EXAMEN DE L'ARTICLE

ARTICLE unique

Motivation de la fermeture du compte par la banque
à la demande du client

Le présent article vise à imposer à l'établissement de crédit qui résilie unilatéralement une convention de compte de dépôt de motiver cette résiliation, de façon gratuite, auprès du client qui en fait la demande.

Si la situation de principe qui permet à une banque d'empêcher l'accès aux services de paiement qu'elle fournit sans avoir jamais à le justifier n'est pas acceptable, l'article laissait subsister dans sa rédaction initiale le risque de soumettre l'établissement de crédit à des injonctions contradictoires entre, d'une part, l'obligation de motiver la fermeture d'un compte et, d'autre part, l'interdiction de divulguer la déclaration de soupçon - qui peut précéder la fermeture de ce compte dans le cadre de la lutte contre le blanchiment et le financement du terrorisme.

La commission a donc adopté un amendement COM-1 du rapporteur prévoyant que la demande de résiliation ne peut pas faire l'objet d'une motivation lorsque celle-ci contrevient aux objectifs de sécurité nationale ou de maintien de l'ordre public. Ce faisant, il s'appuie sur une rédaction éprouvée pour les personnes bénéficiaires du droit au compte. Celle-ci permet d'inclure le cas où la banque a procédé à une déclaration de soupçon, sans pour autant s'y limiter, ce qui constituerait une divulgation en négatif. 

Par ailleurs, le même amendement vise à renforcer la portée opérationnelle du dispositif. Il prévoit ainsi, d'une part, que le délai de réponse de l'établissement de crédit est limité à quinze jours ouvrés à compter de la réception de la demande et, d'autre part, que la motivation est effectuée par écrit, sur support papier ou sur un autre support durable.

La commission a adopté cet article ainsi modifié.

I. LE DROIT EXISTANT : HORMIS DANS LE CAS DU DROIT AU COMPTE, L'ÉTABLISSEMENT DE CRÉDIT QUI FERME UN COMPTE BANCAIRE N'A PAS À LE JUSTIFIER, CE QUI PEUT EXPOSER LE CLIENT À DES ABUS

A. LE RÉGIME DE DROIT COMMUN : UNE FERMETURE DU COMPTE BANCAIRE PAR L'ÉTABLISSEMENT DE CRÉDIT QUI DOIT ÊTRE PRÉCÉDÉE D'UN PRÉAVIS DE DEUX MOIS MAIS N'A PAS À ÊTRE JUSTIFIÉE

Dans la relation qui lie un client à sa banque dans le cadre d'une convention de compte, le premier dépend de la seconde pour son accès aux moyens de paiement. Le législateur a souhaité corriger cette asymétrie de fait au profit de la banque par une asymétrie de droit au profit du client.

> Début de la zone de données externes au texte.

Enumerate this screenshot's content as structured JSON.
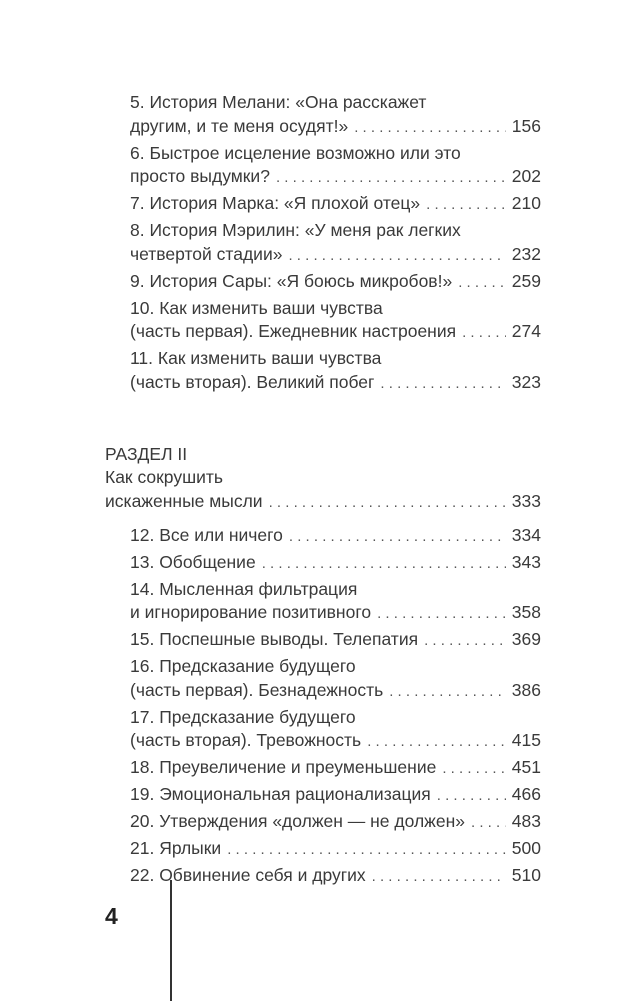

Ainsi, le V de l'article L. 312-1-1 du code monétaire et financier prévoit que si le client peut mettre fin à tout moment, et sans délai, à cette convention1(*) - on dit plus couramment qu'il ferme ou clôture son compte en banque -, la banque est, quant à elle, tenue de faire précéder la résiliation qu'elle décide d'un délai de deux mois. Ce préavis doit en effet permettre au client de trouver une nouvelle banque auprès de laquelle ouvrir un nouveau compte. Malgré ce préavis, cette recherche peut ne pas être sans difficulté pour les clients, notamment ceux qui résident dans une zone rurale dont le réseau bancaire est peu dense.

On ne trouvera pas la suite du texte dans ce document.